I guess that’s when I woke up and stopped worrying about the goddamned American liberals. “This is bad,” I said. “This is real bad. What the fuck are we doing?”

Axe shook his head. Danny shrugged. Mikey, to be fair, looked as if he had seen a ghost. Like me, he was a man who knew a massive mistake had just been made. More chilling than anything we had ever done together. Where were those guys headed? Were we crazy or what?

Thoughts raced through my mind. We’d had no comms, no one we could turn to for advice. Thus far we had no semblance of a target in the village. We were in a very exposed position, and we appeared to have no access to air support. We couldn’t even report in. Worse yet, we had no clue as to where the goatherds were headed. When things go this bad, it’s never one thing. It’s every damn thing.

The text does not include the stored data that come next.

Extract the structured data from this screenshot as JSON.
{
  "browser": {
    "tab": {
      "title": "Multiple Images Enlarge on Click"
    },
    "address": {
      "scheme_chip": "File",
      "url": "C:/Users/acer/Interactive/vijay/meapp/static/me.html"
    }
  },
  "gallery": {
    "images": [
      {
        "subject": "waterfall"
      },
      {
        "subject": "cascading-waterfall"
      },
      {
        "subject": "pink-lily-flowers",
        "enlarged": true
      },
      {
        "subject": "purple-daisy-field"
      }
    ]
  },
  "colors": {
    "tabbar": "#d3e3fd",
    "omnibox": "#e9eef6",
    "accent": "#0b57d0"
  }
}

We watched them go, disappearing up the mountain, still running, still with their hands behind their backs. And the sense that we had done something terrible by letting them go was all-pervading. I could just tell. Not one of us was able to speak. We were like four zombies, hardly knowing whether to crash back into our former surveillance spots or leave right away.

“What now?” asked Danny.

Mikey began to gather his gear. “Move in five,” he said.

We packed up our stuff, and right there in the noonday sun, we watched the goatherds, far on the high horizon, finally disappear from view. By my watch, it was precisely nineteen minutes after their departure, and the mood of sheer gloom enveloped us all.

We set off up the mountain, following in the hoofprints of the goats and their masters. We moved as fast as we could, but it took us between forty minutes and one hour to cover the same steep ground. At the top, we could no longer see them. Mountain goats, mountain herders. They were all the goddamned same, and they could move like rockets up in the passes.

We searched around for the trail we had arrived by, found it, and set off back toward the initial spot, the one we had pulled out of because of the poor angle on the village and then the dense fog bank. We tried the radio and still could not make a connection with home base.

Our offensive policy was in pieces. But we were headed for probably the best defensive position we had found since we got here, on the brink of the mountain wall, maybe forty yards from the summit, with tree cover and decent concealment. Right now we sensed we must remain in strictly defensive mode, lie low for a while and hope the Taliban had not been alerted or if they had that we would be too well hidden for them to locate us. We were excellent practitioners of lying low and hiding.